Die Wilstrasse ist ein beliebter Schleichweg um von Lenzburg ins Seetal zu gelangen. Oder umgekehrt von der Seonerstrasse direkt zu den Sportanlagen oder zum Zentralgefängnis.

Im August 2014 hat der Stadtrat beschlossen, die Strasse zwischen dem Waldeingang (Parkplatz Vitaparcours) bis zur Aabachbrücke mit einem Fahrverbot zu belegen. Die Reaktionen auf diesen Entscheid folgten postwendend. Die Lenzburger waren nicht bereit, auf dieses praktische Strässchen zu verzichten. Neun Einsprachen wurden gemacht.

Nun hat die Stadt vermeldet (az von gestern), dass die Einsprachen abgewiesen werden, beziehungsweise, dass sie nicht darauf eintritt. Sie will am Fahrverbot festhalten. «Der Stadtrat hat mit allen Einsprechern Gespräche geführt», sagt Stadtschreiber Christoph Hofstetter.
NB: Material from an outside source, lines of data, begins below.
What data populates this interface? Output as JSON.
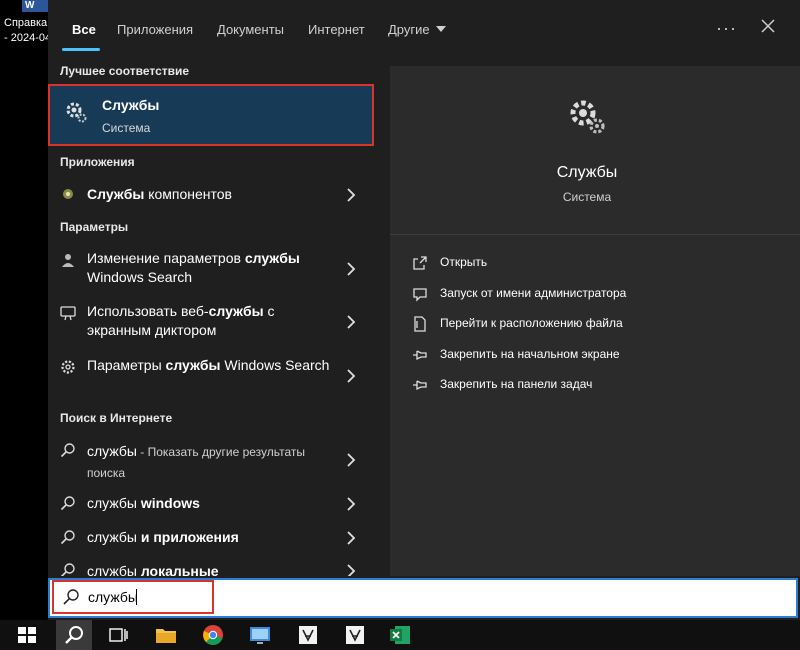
{
  "desktop": {
    "word_icon_letter": "W",
    "file_label_line1": "Справка",
    "file_label_line2": "- 2024-04"
  },
  "tabs": [
    {
      "label": "Все",
      "active": true
    },
    {
      "label": "Приложения"
    },
    {
      "label": "Документы"
    },
    {
      "label": "Интернет"
    },
    {
      "label": "Другие"
    }
  ],
  "topbar": {
    "more": "···"
  },
  "best_match": {
    "header": "Лучшее соответствие",
    "title": "Службы",
    "subtitle": "Система"
  },
  "apps": {
    "header": "Приложения",
    "items": [
      {
        "bold": "Службы",
        "rest": " компонентов"
      }
    ]
  },
  "settings": {
    "header": "Параметры",
    "items": [
      {
        "pre": "Изменение параметров ",
        "bold": "службы",
        "post": " Windows Search"
      },
      {
        "pre": "Использовать веб-",
        "bold": "службы",
        "post": " с экранным диктором"
      },
      {
        "pre": "Параметры ",
        "bold": "службы",
        "post": " Windows Search"
      }
    ]
  },
  "web": {
    "header": "Поиск в Интернете",
    "items": [
      {
        "main": "службы",
        "sub": " - Показать другие результаты поиска"
      },
      {
        "main": "службы",
        "bold": " windows"
      },
      {
        "main": "службы",
        "bold": " и приложения"
      },
      {
        "main": "службы",
        "bold": " локальные"
      }
    ]
  },
  "preview": {
    "title": "Службы",
    "subtitle": "Система",
    "actions": [
      {
        "icon": "open-icon",
        "label": "Открыть"
      },
      {
        "icon": "run-as-admin-icon",
        "label": "Запуск от имени администратора"
      },
      {
        "icon": "file-location-icon",
        "label": "Перейти к расположению файла"
      },
      {
        "icon": "pin-icon",
        "label": "Закрепить на начальном экране"
      },
      {
        "icon": "pin-icon",
        "label": "Закрепить на панели задач"
      }
    ]
  },
  "search": {
    "value": "службы"
  },
  "colors": {
    "accent": "#4cc2ff",
    "best_match_bg": "#173a56",
    "highlight_border": "#d9342b",
    "panel_bg": "#1f1f1f",
    "preview_bg": "#2b2b2b"
  }
}
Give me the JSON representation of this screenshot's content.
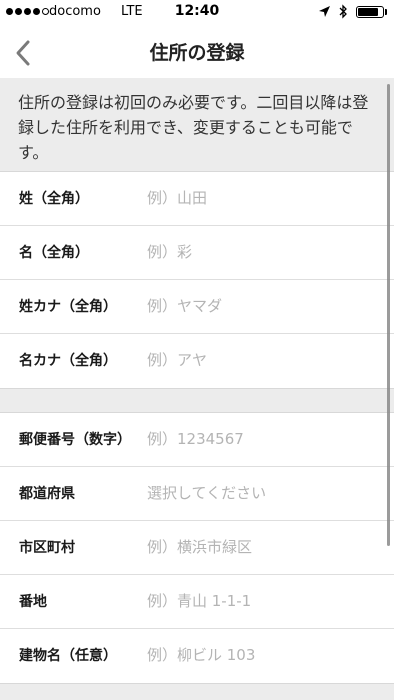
{
  "status_bar": {
    "carrier": "docomo",
    "network": "LTE",
    "time": "12:40",
    "signal_bars_filled": 4,
    "signal_bars_total": 5,
    "battery_level": 0.9,
    "icons": [
      "location-arrow-icon",
      "bluetooth-icon",
      "battery-icon"
    ]
  },
  "nav": {
    "title": "住所の登録",
    "back_icon": "chevron-left-icon"
  },
  "info": {
    "text": "住所の登録は初回のみ必要です。二回目以降は登録した住所を利用でき、変更することも可能です。"
  },
  "name_section": [
    {
      "label": "姓（全角）",
      "placeholder": "例）山田",
      "value": ""
    },
    {
      "label": "名（全角）",
      "placeholder": "例）彩",
      "value": ""
    },
    {
      "label": "姓カナ（全角）",
      "placeholder": "例）ヤマダ",
      "value": ""
    },
    {
      "label": "名カナ（全角）",
      "placeholder": "例）アヤ",
      "value": ""
    }
  ],
  "address_section": [
    {
      "label": "郵便番号（数字）",
      "placeholder": "例）1234567",
      "value": ""
    },
    {
      "label": "都道府県",
      "placeholder": "選択してください",
      "value": ""
    },
    {
      "label": "市区町村",
      "placeholder": "例）横浜市緑区",
      "value": ""
    },
    {
      "label": "番地",
      "placeholder": "例）青山 1-1-1",
      "value": ""
    },
    {
      "label": "建物名（任意）",
      "placeholder": "例）柳ビル 103",
      "value": ""
    }
  ],
  "colors": {
    "banner_bg": "#ececec",
    "label": "#1a1a1a",
    "placeholder": "#b4b4b4",
    "divider": "#dedede"
  }
}
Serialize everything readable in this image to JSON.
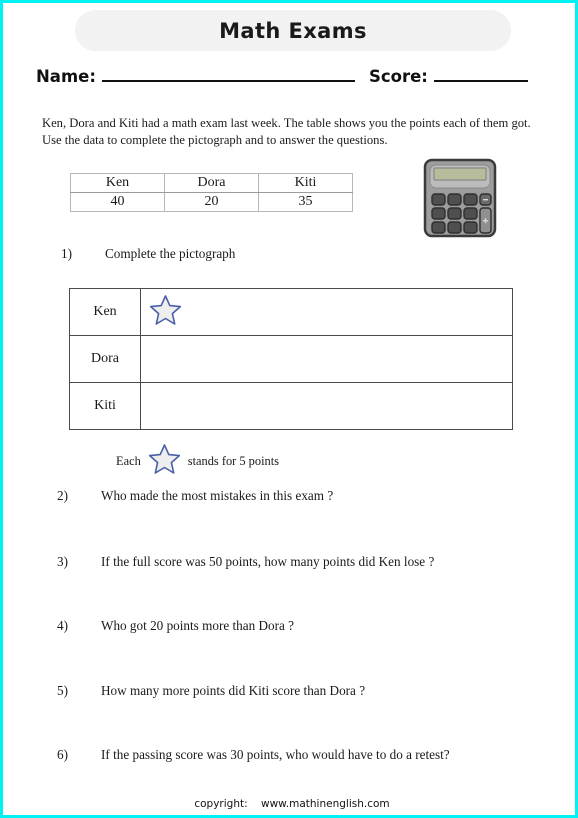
{
  "page": {
    "border_color": "#00f2f2",
    "background": "#ffffff"
  },
  "header": {
    "title": "Math Exams",
    "banner_color": "#f2f2f2",
    "name_label": "Name:",
    "score_label": "Score:"
  },
  "intro": "Ken, Dora and Kiti had a math exam last week. The table shows you the points each of them got. Use the data to complete the pictograph and to answer the questions.",
  "score_table": {
    "headers": [
      "Ken",
      "Dora",
      "Kiti"
    ],
    "values": [
      "40",
      "20",
      "35"
    ]
  },
  "calculator": {
    "icon": "calculator-icon",
    "body_color": "#9a9a9a",
    "display_color": "#b5bb9a",
    "key_color": "#4a4a4a"
  },
  "pictograph": {
    "rows": [
      {
        "name": "Ken",
        "stars": 1
      },
      {
        "name": "Dora",
        "stars": 0
      },
      {
        "name": "Kiti",
        "stars": 0
      }
    ],
    "star_outline_color": "#4a5fa8",
    "star_fill_color": "#eeeeee"
  },
  "legend": {
    "prefix": "Each",
    "suffix": "stands for 5 points"
  },
  "questions": [
    {
      "num": "1)",
      "text": "Complete the pictograph"
    },
    {
      "num": "2)",
      "text": "Who made the most mistakes in this exam ?"
    },
    {
      "num": "3)",
      "text": "If the full score was 50 points, how many points did Ken lose ?"
    },
    {
      "num": "4)",
      "text": "Who got 20 points more than Dora ?"
    },
    {
      "num": "5)",
      "text": "How many more points did Kiti score than Dora ?"
    },
    {
      "num": "6)",
      "text": "If the passing score was 30 points, who would have to do a retest?"
    }
  ],
  "footer": {
    "copyright_label": "copyright:",
    "url": "www.mathinenglish.com"
  },
  "chart_data": {
    "type": "table",
    "title": "Math Exams",
    "categories": [
      "Ken",
      "Dora",
      "Kiti"
    ],
    "values": [
      40,
      20,
      35
    ],
    "ylabel": "points",
    "pictograph_unit": 5,
    "pictograph_stars": [
      1,
      0,
      0
    ]
  }
}
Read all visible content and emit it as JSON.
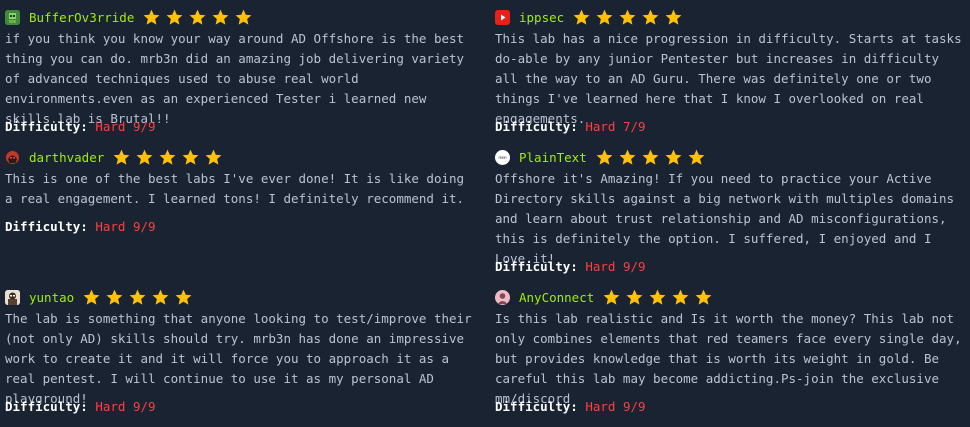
{
  "colors": {
    "background": "#1a2332",
    "username": "#9fef00",
    "text": "#b9c3d2",
    "difficulty_value": "#ff3e3e",
    "star": "#ffc107"
  },
  "reviews": [
    {
      "username": "BufferOv3rride",
      "avatar_icon": "green-robot-avatar-icon",
      "rating": 5,
      "text": "if you think you know your way around AD Offshore is the best thing you can do. mrb3n did an amazing job delivering variety of advanced techniques used to abuse real world environments.even as an experienced Tester i learned new skills.lab is Brutal!!",
      "difficulty_label": "Difficulty:",
      "difficulty_value": "Hard 9/9"
    },
    {
      "username": "ippsec",
      "avatar_icon": "youtube-avatar-icon",
      "rating": 5,
      "text": "This lab has a nice progression in difficulty. Starts at tasks do-able by any junior Pentester but increases in difficulty all the way to an AD Guru. There was definitely one or two things I've learned here that I know I overlooked on real engagements.",
      "difficulty_label": "Difficulty:",
      "difficulty_value": "Hard 7/9"
    },
    {
      "username": "darthvader",
      "avatar_icon": "darthvader-avatar-icon",
      "rating": 5,
      "text": "This is one of the best labs I've ever done! It is like doing a real engagement. I learned tons! I definitely recommend it.",
      "difficulty_label": "Difficulty:",
      "difficulty_value": "Hard 9/9"
    },
    {
      "username": "PlainText",
      "avatar_icon": "plaintext-avatar-icon",
      "rating": 5,
      "text": "Offshore it's Amazing! If you need to practice your Active Directory skills against a big network with multiples domains and learn about trust relationship and AD misconfigurations, this is definitely the option. I suffered, I enjoyed and I Love it!",
      "difficulty_label": "Difficulty:",
      "difficulty_value": "Hard 9/9"
    },
    {
      "username": "yuntao",
      "avatar_icon": "yuntao-avatar-icon",
      "rating": 5,
      "text": "The lab is something that anyone looking to test/improve their (not only AD) skills should try. mrb3n has done an impressive work to create it and it will force you to approach it as a real pentest. I will continue to use it as my personal AD playground!",
      "difficulty_label": "Difficulty:",
      "difficulty_value": "Hard 9/9"
    },
    {
      "username": "AnyConnect",
      "avatar_icon": "anyconnect-avatar-icon",
      "rating": 5,
      "text": "Is this lab realistic and Is it worth the money? This lab not only combines elements that red teamers face every single day, but provides knowledge that is worth its weight in gold. Be careful this lab may become addicting.Ps-join the exclusive mm/discord",
      "difficulty_label": "Difficulty:",
      "difficulty_value": "Hard 9/9"
    }
  ]
}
Doch die Gespräche haben keine Einigung erbracht. «Die Einsprachen wurden nicht zurückgezogen.»

Strasse ist zu gefährlich

Zu den Einsprechern gehört der Stallmeister auf dem Gutsbetrieb der Justizvollzugsanstalt (JVA). Seine Zufahrtsroute führe in den meisten Fällen durch den Wald. Auch das JVA-Personal wehrte sich gegen das Fahrverbot.

Viele Mitarbeiter benützen die kurvige Wilstrasse als Arbeitsweg. Mit einem Fahrverbot müssten sie den Umweg über die Kreuzung Seonerstrasse/Bleicherain in Kauf nehmen. Je nach Tageszeit ist dieser mit viel mehr Zeitaufwand verbunden.

Der Personalausschuss der JVA beantragte, die Verbindung für Zubringer offen zu halten. Darauf ist die Stadt nicht eingegangen. «Der Stadtrat kann auf dieser Strasse keine Ausnahmen machen», sagt Hofstetter. Der Grund dafür sei immer noch der gleiche, wie vor zweieinhalb Jahren: «Im jetzigen Zustand ist die Wilstrasse zu gefährlich für den motorisierten Verkehr», sagte Stadtrat Martin Steinmann damals.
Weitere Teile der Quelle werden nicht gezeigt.